Composed from 1823 to 1827, the year before the composer’s death at age 31, the Moments musicaux brim with song and dance, as well as Schubert’s characteristic mood swings from major to minor, from light to dark, often within a single piece. With its glittering surface, the brief No. 3 in F minor was one of Schubert’s more popular piano pieces for decades; but the ballroom-worthy tune has an odd tension underneath, as if the party were bound to end early. No. 1 in C Major has melodies reminiscent of the composer’s Winterreise, while the two in A-flat Major, Nos. 2 and 6, tap rich veins of melancholy, particularly in Afanassiev’s interpretations. No. 4 in C-sharp minor is another number that swirls like a woman dancing with tears in her eyes. No. 5 in F minor is the set’s lone thoroughly fast-paced number, although even its up-tempo leaps have a brittle quality.

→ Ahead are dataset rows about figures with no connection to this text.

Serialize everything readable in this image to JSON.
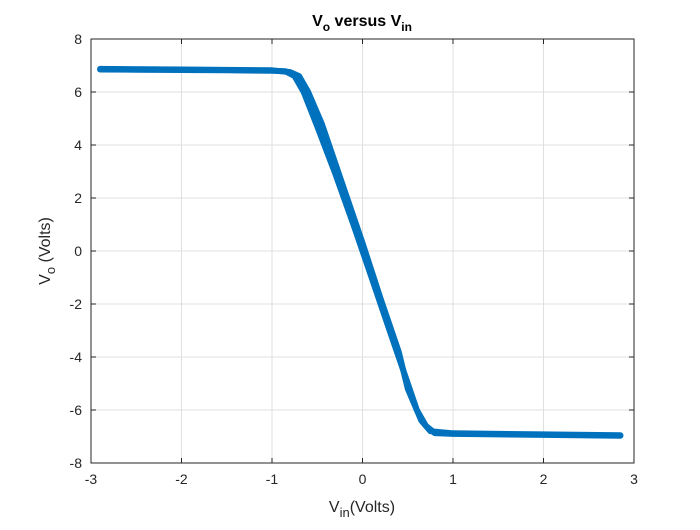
{
  "chart_data": {
    "type": "line",
    "title": {
      "main": "V",
      "main_sub": "o",
      "rest": " versus V",
      "rest_sub": "in"
    },
    "xlabel": {
      "main": "V",
      "sub": "in",
      "rest": "(Volts)"
    },
    "ylabel": {
      "main": "V",
      "sub": "o",
      "rest": " (Volts)"
    },
    "xlim": [
      -3,
      3
    ],
    "ylim": [
      -8,
      8
    ],
    "xticks": [
      -3,
      -2,
      -1,
      0,
      1,
      2,
      3
    ],
    "yticks": [
      -8,
      -6,
      -4,
      -2,
      0,
      2,
      4,
      6,
      8
    ],
    "grid": true,
    "series": [
      {
        "color": "#0072BD",
        "x": [
          -2.9,
          -2.5,
          -2.0,
          -1.5,
          -1.0,
          -0.85,
          -0.75,
          -0.65,
          -0.5,
          -0.3,
          -0.1,
          0.0,
          0.1,
          0.3,
          0.5,
          0.6,
          0.7,
          0.8,
          1.0,
          1.5,
          2.0,
          2.5,
          2.85
        ],
        "y": [
          6.85,
          6.84,
          6.83,
          6.82,
          6.8,
          6.78,
          6.6,
          6.0,
          4.7,
          2.9,
          1.0,
          0.0,
          -1.0,
          -3.0,
          -5.0,
          -6.0,
          -6.6,
          -6.87,
          -6.9,
          -6.92,
          -6.94,
          -6.96,
          -6.97
        ]
      },
      {
        "color": "#0072BD",
        "x": [
          -2.9,
          -2.0,
          -1.0,
          -0.8,
          -0.7,
          -0.6,
          -0.45,
          -0.25,
          0.0,
          0.2,
          0.4,
          0.5,
          0.65,
          0.75,
          1.0,
          2.0,
          2.85
        ],
        "y": [
          6.87,
          6.85,
          6.82,
          6.75,
          6.6,
          6.0,
          4.8,
          2.8,
          0.3,
          -1.8,
          -3.8,
          -5.2,
          -6.4,
          -6.8,
          -6.88,
          -6.92,
          -6.95
        ]
      }
    ]
  }
}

The Sonata D850, written in 1825, is one of Schubert’s most ebullient piano sonatas – with Ländler-like melodies, simulated horn calls and strongly syncopated rhythms; he composed the piece over three weeks in the spa town of Gastein, so the environment undoubtedly contributed to the sonata’s high spirits. Yet, as with so many works by this composer, there are also passages in D850 pregnant with nostalgia and emotional ambiguity, especially in the Con moto second movement, which Afanassiev explores with meditative concentration.
Valery Afanassiev was born in Moscow in 1947 and studied at the Moscow Conservatory under Jacob Zak and, subsequently, Emil Gilels. He has won two major international competitions: the Bach Competition in Leipzig (1968) and Queen Elisabeth Competition in Brussels (1972). In 1974, he requested political asylum in Belgium; since his defection to the West, he has given concerts throughout Europe, Japan and the U.S.
An author as well as a musician, Afanassiev has recorded more than 30 CDs, the liner notes for which he writes himself, aiming to give the listener a total picture of his insight into the composer’s mind – a guided tour through an alchemical laboratory in which poetry, philosophy, painting, the Kabbalah and even wine, as much as musical notation, may be taken as points of reference. A musical partner of Gidon Kremer for many years, Afanassiev recorded Schubert and Brahms chamber pieces with the violinist. The pianist has also recorded major solo works by Bach, Mozart, Beethoven, Schubert, Schumann, Brahms and Mussorgsky, among others.
Afanassiev has written 14 novels: nine in English, five in French. He has also written 14 books of poetry in English and three in Russian, a book of long stories, a book of short stories, a huge commentary on Dante’s Commedia, three books of essays and two theatrical pieces inspired by Pictures at an Exhibition and Kreisleriana, in both of which he performs as pianist and actor (in four languages). He has written a play based on Kafka’s In the Penal Colony during which he performs Morton Feldman’s Palais de Mari. He has also conducted various international orchestras.